Konflux will provide a thin backend service for listing the namespaces where the user has at least view access to the Konflux CRDs. This list will be used by the namespace switcher in the UI. This is required since the Kubernetes API doesn’t let the user to list a subset of namespace. The user gets permissions to list all namespace or none.
Konflux will provide ClusterRoles that will grant permissions to the Konflux
and Tekton CRDs. Those will be (aggregated)[https://github.com/konflux-ci/konflux-ci/issues/440] to the built-in Kubernetes roles (view
, edit
, admin
).
Public viewer access will be provided by assigning the view
role (see above) to the
system:authenticated
built-in group that contains all the authenticated users.
Same as Kubernetes, Konflux won’t have a resource for representing a user. Instead, it will use external Identity providers.
Konflux won’t provide a way for creating a ephemeral namespaces. It will defer this task to another tool.
The join the waitlist
button will be removed from the Konflux UI.
Konflux won’t provide a transparent multi-cluster deployment. If required, existing open source projects that handle multi-cluster deployments should be explored and Konflux should integrate with them.
By removing the Workspace abstraction, and delegating namespace management tasks to other open source tools, the Konflux developers will have more attention for developing features related to to Konflux’ core mission.
Operating Konflux will become easier for users who already familiar with Kubernetes built in resources such as namespaces.

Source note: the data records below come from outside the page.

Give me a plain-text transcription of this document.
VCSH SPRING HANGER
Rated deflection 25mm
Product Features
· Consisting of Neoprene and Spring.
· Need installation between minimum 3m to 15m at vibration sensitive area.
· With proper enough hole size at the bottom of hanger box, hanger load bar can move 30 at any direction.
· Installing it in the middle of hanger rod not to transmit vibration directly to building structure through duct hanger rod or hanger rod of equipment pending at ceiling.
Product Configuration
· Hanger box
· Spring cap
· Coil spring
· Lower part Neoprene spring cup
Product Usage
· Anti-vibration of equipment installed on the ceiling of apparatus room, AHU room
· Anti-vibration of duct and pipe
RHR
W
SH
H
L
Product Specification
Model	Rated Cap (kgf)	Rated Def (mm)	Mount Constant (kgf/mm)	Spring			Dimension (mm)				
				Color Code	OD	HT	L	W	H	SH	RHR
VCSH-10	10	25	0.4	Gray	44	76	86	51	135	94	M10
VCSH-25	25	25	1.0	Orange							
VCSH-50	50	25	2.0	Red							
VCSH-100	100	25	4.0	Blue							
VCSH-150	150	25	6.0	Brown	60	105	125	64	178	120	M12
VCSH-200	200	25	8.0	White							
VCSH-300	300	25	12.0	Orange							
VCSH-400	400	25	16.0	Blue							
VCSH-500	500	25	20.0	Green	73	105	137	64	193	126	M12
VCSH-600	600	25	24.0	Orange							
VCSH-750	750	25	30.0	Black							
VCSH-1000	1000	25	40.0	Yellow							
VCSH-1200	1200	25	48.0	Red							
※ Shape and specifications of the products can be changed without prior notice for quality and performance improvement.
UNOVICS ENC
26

Konflux operators (people who run Konflux) can use their preferred way to manage namespaces on their clusters without the need to learn about a new concept (they
might already use tools such as ArgoCD
, Kyverno
, Gatekeepr
), or
writing code for extending the Workspace abstraction.
Konflux integrates with other open source cloud native tools, which can improve Konflux fit in the the cloud native apps ecosystem.
Konflux doesn’t have a dependency on [kubesaw].